Les gardiens, bis

Il y a un an (et quatre jours), l’Oreille tendue consacrait quelques lignes au métier de correcteur. Elle notait alors le fait qu’on trouve peu de textes sur cette figure de l’édition. Ces jours-ci, elle découvre un article de Sophie Brissaud sur cette espèce en voie de disparition, tout à la fois portrait psychologique, hommage, élégie et «grand appel au secours» (p. 38).

Qui est le correcteur ? Un «phénomène de foire» (p. 39), un «mammouth» (p. 39), un «buvard humain doté de caractéristiques psychologiques bizarres (folie de persécution, fatalisme, ironie désabusée, souci maniaque du détail)» (p. 40), un «éboueur» de l’édition» (p. 42). Être «un humble traqueur de coquilles» est «plus qu’un métier : c’est une névrose» (p. 39). En effet, le correcteur «est défini non par son savoir mais par sa psychologie» (p. 39). C’est dit : «Le vrai correcteur ne sait rien et doute de tout» (p. 40).

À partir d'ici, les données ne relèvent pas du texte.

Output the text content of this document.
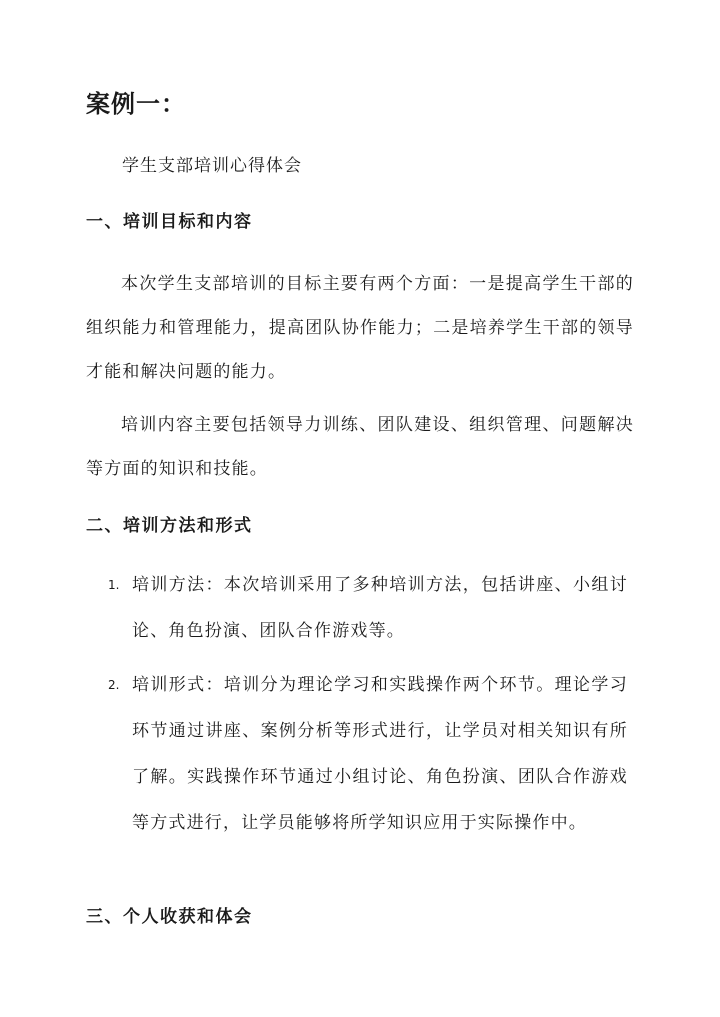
案例一：
学生支部培训心得体会
一、培训目标和内容

本次学生支部培训的目标主要有两个方面：一是提高学生干部的组织能力和管理能力，提高团队协作能力；二是培养学生干部的领导才能和解决问题的能力。

培训内容主要包括领导力训练、团队建设、组织管理、问题解决等方面的知识和技能。

二、培训方法和形式
1. 培训方法：本次培训采用了多种培训方法，包括讲座、小组讨论、角色扮演、团队合作游戏等。
2. 培训形式：培训分为理论学习和实践操作两个环节。理论学习环节通过讲座、案例分析等形式进行，让学员对相关知识有所了解。实践操作环节通过小组讨论、角色扮演、团队合作游戏等方式进行，让学员能够将所学知识应用于实际操作中。
三、个人收获和体会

Sophie Brissaud évoque un «désastre» (p. 39), mais avec humour : «en tant que graphiste, j’aime aussi passionnément la belle typo, mais je veux qu’elle ait les sous-vêtements qu’elle mérite» (p. 42).

La situation de cette «corporation utile» (p. 42) ne s’est pas améliorée depuis 1998.

 

[Complément du 17 janvier 2012]

Si l’on en croit Morgan Bourven, la situation s’est même détériorée. Voir son article «À qui la faute ?».

 

Références

Bourven, Morgan, «À qui la faute ?», Que choisir, 499, janvier 2012, p. 42-44. https://www.aproposdecriture.com/wp-content/uploads/2014/06/que.choisir.janv_.2012.pdf

Brissaud, Sophie, «La lecture angoissée ou la mort du correcteur», Cahiers GUTenberg, 31, 1998, p. 38-42. Suivi d’une «Réponse d’un amateur», Jacques André (p. 43-44). http://www.numdam.org/item/CG_1998___31_38_0/

Modeste suggestion

En première page du cahier «Sports» de la Presse du 30 novembre, ceci : «Poolers. Des joueurs à acquérir. D’autres à se départir.»

N’aurait-il pas fallu écrire D’autres à se départir de ?

L’art de rebuter son lecteur

Étrange titre, à plusieurs titres, que celui-ci, tiré du Devoir : «La société québécoise et occidentale vit une phase creuse» (5-6 novembre 2011, p. G4).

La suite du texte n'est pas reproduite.